How to Manage in a Flat World: 10 Strategies to Get Connected to Your Team Wherever They Are
Susan Bloch and Phillip Whiteley
In a prior post I noted business books tended to fall into two categories–how-to and hagiography. The present case is a would be example of a cookbook, a how-to for the executive suite. If this were a cookbook, though, there’s a good chance you’d be standing in the kitchen armed with the knowledge you started with and not a single new recipe to show for the investment of your time.
Perhaps the authors believe they are being respectful of that time. It’s clear they think the audience for this volume consists of senior (and would-be senior) managers of trans-global corporations. It’s a neat package–a slim 149 pages that easily fits into the laptop case and can be read, cover-to-cover, on the next flight from Dublin to Düsseldorf.

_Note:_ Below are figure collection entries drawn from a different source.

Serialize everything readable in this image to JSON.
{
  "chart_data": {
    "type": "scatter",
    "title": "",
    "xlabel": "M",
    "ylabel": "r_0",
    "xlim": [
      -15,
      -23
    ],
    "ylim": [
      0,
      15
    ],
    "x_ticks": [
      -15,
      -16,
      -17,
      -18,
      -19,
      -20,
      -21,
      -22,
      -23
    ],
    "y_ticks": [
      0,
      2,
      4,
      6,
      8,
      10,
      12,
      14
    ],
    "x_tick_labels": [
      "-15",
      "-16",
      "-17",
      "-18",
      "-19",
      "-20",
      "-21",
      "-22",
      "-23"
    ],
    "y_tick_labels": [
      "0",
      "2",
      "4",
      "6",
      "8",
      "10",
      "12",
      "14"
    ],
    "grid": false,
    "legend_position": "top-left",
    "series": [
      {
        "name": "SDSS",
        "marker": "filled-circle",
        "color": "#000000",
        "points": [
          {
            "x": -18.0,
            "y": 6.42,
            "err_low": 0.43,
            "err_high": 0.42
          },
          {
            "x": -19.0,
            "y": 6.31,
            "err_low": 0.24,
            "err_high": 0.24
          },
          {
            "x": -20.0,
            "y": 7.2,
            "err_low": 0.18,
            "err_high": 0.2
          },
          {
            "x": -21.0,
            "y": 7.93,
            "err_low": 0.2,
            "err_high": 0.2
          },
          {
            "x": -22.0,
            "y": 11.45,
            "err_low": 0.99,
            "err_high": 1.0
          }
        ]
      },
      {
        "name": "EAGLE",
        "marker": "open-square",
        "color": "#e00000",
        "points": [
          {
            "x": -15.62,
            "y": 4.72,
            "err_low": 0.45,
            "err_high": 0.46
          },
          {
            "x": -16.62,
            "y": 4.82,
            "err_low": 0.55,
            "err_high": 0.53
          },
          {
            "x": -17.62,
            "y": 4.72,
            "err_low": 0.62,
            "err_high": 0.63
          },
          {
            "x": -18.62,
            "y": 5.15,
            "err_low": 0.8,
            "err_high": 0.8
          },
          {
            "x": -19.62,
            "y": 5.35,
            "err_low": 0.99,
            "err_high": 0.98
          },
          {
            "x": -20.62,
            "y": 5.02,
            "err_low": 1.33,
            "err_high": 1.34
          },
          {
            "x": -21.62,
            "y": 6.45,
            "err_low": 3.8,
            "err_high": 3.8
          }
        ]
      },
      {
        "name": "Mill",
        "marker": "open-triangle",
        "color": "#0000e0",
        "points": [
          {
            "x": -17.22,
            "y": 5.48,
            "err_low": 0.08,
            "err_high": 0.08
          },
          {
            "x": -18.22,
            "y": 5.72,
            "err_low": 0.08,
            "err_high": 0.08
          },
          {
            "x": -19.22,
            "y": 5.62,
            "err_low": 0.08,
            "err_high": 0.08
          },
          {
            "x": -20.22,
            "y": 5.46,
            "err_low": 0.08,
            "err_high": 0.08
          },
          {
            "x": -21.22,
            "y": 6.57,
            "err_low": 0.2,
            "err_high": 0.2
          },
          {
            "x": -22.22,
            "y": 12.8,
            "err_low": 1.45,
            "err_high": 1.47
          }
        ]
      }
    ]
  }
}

The problem is, a 4-page memo takes up even less space and can be read while waiting for pushback. Twice. And at the end of the day that’s what this book is, an extended memo masquerading as a management volume.
“People love to read and learn from stories.” That’s the first sentence in the preface and the authors, she a consultant and he a financial journalist, try to live up to it. They tell us that they “gather[ed] insights from 64 senior managers,” consisting of in-depth interviews with 25 managers and an online survey of 40 others. Let’s presume that one interviewee was also surveyed otherwise basic addition is the first hurdle to overcome. Still, there’s that nagging ” we also conducted” phrase that makes you wonder. This trove is referred to over and over as “the data.” Pretensions to research methodology aside they got it right at the outset–stories not data.
There are other clues to what’s going on. For example, seemingly every time an executive is quoted (maybe it’s every time they are quoted in a new chapter) their credentials are repeated. Undoubtedly meant to save the reader the trouble of looking back, in some cases this practice chews up a line and a half. It’s also a practice, along with the 12-point type, wide margins and deep leading, instantly recognizable as padding to anyone who’s ever had a professor do them the favor of calling them on it.
There are other problems, too. The pretense to scholarship means we get end notes, a whopping 14 of them. One is explanatory, two are from Thomas Friedman and most of the rest are also drawn from journalism. We hear, repeatedly, that people everywhere share universal values. Any one with a social science background will scoff at that notion. It’s a byproduct of the limited number of individuals interviewed and their homogeneity. And what should one make of a book that claims to deliver 10 strategies but has only 8 chapters?
If you’re a good senior manager you probably know more than is in this book. If you aspire to be one you’d be better off reading history. Because what the whole book boils down to is pay attention to people because you have to do everything–across time and distance–through them.